BATON ROUGE, La. (BRPROUD) ––– Based on an International Food Information Council survey, 43% of respondents report going on a diet, with 47% saying they did it to lose weight. You may choose one of the many popular diet trends out of convenience. However, research shows that many gain the weight back, but that may not be your fault.
“This is the way the program is designed to go,” says Clinical Psychologist, Certified Eating Disorder Specialist, and author of The Diet-Free Revolution Alexis Conason.
Fat Liberation Activist Ragen Chastain adds, “What the diet industry has done brilliantly is take credit for the first part where people lose weight, short term, and then blame people and get us to blame ourselves and others for the second part where they gain the weight back.”
It can be frustrating to feel like you failed.
“It’s not uncommon for people to become more and more desperate and do more and more extreme things to try to keep that weight loss off,” says Conason. So you may feel tempted to give dieting another chance, but that’s part of the plan. “By blaming people for the natural outcome, they’ve built a repeat business model,” says Chastain.
But why do people feel the need to lose weight?
“The mainstream culture that so many of us live in equates weight with moral value and this sense that if you’re in a larger body, there’s something wrong with you, you’re not trying hard enough, you’re lazy, and that if you’re in a smaller body, then you’re virtuous, and you’re righteous,” Conason explains.
She describes dieting as a bad relationship, “Oftentimes, we get caught in this kind of push and pull with dieting that we believe it’s going to save us and it’s going to be the answer, and it’s going to bring us all the good things we want in life, but then it disappoints us.”
Some of that pressure is enforced by our activity online. “Social media plays an incredible role in weight stigma in the ways that especially influencer culture, really centers this stereotype of beauty,” says Chastain.
It’s important to remember not to believe everything you see online. “People fail to remember that social media is very carefully curated and edited and filtered, and people are promoting the best version of themselves that may not be authentic,” says Registered Dietician and Certified Diabetes Care and Education Specialist Kristin West.
Conason explains that midset applies to some of the profiles that claim to be fitness or nutrition accounts. She says they often encourage eating disorder behavior, giving the example of thinner influencers posting about what they eat in a day. Eat Fit BR Registered Dietician Savannah Latimer says these can cause you to “have a bad relationship with food, and it can be very damaging and long-term, you will struggle with body image.”
With so many negative connotations, people have resisted this dieting culture for decades through social movements. One such movement is body positivity. “Body positivity actually started in the sixties as a social movement for people that were fighting for equal rights for all body types,” says Latimer.

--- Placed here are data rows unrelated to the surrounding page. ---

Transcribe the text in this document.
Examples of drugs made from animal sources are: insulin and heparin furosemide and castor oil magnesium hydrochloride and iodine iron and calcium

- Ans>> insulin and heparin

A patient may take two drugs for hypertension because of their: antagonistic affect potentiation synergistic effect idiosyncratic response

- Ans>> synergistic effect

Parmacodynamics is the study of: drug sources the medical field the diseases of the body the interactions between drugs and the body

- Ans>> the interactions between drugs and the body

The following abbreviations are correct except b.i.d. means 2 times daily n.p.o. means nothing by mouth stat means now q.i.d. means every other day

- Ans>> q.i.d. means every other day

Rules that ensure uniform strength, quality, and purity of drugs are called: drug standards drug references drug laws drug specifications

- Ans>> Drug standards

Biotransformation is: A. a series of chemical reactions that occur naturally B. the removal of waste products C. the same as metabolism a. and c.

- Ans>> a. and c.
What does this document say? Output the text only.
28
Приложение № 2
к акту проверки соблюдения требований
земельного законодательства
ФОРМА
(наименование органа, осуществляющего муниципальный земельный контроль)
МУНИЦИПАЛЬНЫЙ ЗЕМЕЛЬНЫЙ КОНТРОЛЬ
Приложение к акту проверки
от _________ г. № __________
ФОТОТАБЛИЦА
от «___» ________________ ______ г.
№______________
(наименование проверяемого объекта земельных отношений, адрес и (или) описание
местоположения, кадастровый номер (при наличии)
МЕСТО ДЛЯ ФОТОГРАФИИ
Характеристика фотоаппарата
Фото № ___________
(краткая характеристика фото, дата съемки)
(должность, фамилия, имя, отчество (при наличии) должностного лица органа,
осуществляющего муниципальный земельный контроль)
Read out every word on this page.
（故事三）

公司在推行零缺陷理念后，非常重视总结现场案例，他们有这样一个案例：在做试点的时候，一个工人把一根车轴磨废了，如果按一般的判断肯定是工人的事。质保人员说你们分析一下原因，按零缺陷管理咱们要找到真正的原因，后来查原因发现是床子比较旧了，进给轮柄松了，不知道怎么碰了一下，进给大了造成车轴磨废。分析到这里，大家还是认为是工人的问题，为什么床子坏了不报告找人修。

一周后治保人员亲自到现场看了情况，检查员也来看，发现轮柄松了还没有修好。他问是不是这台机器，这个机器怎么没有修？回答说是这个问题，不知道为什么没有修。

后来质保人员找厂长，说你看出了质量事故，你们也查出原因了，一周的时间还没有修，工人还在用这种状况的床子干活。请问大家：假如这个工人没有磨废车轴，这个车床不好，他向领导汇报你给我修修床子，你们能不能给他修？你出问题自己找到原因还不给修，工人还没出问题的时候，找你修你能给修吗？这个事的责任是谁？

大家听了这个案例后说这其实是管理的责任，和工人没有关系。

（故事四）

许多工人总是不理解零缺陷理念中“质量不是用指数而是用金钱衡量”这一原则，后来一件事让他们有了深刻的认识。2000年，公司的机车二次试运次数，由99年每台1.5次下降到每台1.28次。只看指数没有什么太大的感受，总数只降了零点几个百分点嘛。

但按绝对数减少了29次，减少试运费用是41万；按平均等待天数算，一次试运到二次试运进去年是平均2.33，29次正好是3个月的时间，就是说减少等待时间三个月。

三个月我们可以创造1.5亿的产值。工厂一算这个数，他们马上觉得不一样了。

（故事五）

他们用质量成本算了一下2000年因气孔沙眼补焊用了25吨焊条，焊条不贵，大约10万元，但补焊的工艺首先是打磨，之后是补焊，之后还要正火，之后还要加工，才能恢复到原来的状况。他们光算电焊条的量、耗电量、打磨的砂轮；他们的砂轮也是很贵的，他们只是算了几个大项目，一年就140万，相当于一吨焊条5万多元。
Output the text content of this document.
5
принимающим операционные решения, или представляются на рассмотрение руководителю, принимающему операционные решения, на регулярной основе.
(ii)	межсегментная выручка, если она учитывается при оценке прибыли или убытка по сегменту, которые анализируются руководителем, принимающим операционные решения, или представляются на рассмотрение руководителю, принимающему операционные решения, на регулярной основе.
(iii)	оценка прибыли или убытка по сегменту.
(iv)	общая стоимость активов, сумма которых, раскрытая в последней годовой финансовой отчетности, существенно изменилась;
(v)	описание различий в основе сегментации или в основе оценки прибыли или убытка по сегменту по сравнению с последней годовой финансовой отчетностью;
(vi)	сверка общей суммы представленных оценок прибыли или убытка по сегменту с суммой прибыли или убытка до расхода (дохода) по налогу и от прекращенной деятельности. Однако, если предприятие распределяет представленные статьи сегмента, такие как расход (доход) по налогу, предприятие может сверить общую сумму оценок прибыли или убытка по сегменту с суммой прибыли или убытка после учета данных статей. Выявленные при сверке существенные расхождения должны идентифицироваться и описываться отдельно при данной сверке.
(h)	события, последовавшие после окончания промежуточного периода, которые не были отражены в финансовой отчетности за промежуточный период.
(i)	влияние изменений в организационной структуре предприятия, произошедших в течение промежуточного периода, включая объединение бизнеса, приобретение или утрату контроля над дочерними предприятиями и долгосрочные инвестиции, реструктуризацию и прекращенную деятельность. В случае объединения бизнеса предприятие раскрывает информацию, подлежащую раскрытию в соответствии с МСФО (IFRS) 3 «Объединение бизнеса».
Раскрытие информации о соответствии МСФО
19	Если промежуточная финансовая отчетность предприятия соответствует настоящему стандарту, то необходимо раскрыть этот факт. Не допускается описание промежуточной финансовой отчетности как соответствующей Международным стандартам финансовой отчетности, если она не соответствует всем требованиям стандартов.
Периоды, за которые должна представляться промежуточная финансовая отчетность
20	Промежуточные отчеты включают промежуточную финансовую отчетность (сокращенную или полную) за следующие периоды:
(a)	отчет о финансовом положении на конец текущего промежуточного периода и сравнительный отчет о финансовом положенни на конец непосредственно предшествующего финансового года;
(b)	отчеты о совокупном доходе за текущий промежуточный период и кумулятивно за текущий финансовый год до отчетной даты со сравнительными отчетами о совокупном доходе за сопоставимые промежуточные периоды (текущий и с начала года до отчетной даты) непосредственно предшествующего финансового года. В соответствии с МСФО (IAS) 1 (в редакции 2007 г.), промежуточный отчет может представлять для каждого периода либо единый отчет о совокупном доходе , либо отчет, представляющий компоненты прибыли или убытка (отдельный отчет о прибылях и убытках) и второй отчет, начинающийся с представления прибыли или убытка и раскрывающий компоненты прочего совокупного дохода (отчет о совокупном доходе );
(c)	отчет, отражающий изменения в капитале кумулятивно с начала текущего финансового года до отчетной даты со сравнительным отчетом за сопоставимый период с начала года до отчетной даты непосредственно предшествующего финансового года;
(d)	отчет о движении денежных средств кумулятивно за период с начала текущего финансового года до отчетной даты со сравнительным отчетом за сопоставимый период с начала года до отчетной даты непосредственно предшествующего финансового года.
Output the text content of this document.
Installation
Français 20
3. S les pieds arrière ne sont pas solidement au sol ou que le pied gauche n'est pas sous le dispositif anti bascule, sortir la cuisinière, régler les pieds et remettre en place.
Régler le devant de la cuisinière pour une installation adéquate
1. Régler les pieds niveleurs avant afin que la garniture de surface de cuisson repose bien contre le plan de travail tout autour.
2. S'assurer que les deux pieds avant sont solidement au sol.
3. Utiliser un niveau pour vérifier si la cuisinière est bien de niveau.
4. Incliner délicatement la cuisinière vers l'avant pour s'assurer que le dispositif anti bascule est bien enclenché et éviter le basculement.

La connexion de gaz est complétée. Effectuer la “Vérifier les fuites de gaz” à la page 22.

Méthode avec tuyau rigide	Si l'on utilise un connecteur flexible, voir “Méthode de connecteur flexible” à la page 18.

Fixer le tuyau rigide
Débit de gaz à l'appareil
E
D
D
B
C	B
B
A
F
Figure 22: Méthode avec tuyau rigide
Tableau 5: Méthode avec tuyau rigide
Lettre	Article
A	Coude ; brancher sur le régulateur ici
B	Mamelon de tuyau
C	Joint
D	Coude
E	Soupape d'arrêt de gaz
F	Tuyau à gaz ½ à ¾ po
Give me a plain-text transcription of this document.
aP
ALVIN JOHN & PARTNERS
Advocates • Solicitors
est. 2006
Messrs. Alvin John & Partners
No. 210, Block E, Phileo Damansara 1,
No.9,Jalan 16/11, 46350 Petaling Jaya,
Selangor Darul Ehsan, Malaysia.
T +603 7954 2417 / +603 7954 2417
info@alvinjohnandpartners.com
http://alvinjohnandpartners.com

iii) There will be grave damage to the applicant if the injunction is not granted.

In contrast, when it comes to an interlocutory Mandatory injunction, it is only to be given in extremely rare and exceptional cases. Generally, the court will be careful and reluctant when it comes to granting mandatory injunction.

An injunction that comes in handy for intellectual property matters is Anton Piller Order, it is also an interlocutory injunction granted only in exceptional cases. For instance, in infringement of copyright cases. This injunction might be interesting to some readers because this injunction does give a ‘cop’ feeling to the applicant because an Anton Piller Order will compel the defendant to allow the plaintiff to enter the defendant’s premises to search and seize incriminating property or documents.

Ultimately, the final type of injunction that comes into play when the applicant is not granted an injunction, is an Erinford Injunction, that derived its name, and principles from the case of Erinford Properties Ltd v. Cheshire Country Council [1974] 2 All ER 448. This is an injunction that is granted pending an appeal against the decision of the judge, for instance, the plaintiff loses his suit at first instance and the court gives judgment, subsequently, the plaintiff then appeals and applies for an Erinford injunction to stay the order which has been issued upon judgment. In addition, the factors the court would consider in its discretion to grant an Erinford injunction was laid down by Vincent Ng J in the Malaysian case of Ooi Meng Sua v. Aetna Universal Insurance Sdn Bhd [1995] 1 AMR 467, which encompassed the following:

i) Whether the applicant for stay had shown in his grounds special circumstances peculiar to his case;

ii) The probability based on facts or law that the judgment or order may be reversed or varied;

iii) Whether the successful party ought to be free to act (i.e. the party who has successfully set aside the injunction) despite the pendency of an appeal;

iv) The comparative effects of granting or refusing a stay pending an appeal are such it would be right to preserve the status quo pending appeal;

As the movement got more popular, it began to get watered down.
“It’s sort of been a co-opted movement at this point,” says Chastain, adding, “you’ll hear those kinds of influencers say, it’s okay to be fat as long as you’re healthy, as long as you have certain mobility, et cetera.”
But the meaning began to change as well. “The body positivity movement has also gotten misconstrued to mean I have to feel great about my body all the time and loving what our body looks like,” says Conason.
So now, the focus is shifting to body neutrality. “This idea that my body’s not good or bad, it just is. I’m accepting it as it is now, even if I don’t love it all the time,” says Conason.
There is also a strong push to remove the stigma around weight entirely. “People have the right to exist in fat bodies. It doesn’t matter why they’re fat, it doesn’t matter if there are health impacts of being fat, it doesn’t matter if they could or want to become thin,” says Chastain.
But whatever the movement, the diet industry is taking note and adapting. “They’re seeing what we’re doing, that it is working, and they’re co-opting the language of fat liberation to sell diets,” says Chastain.
So before starting a diet or taking advice from someone online, discuss your options with a weight-inclusive doctor or dietician who is experienced in the health at every size approach.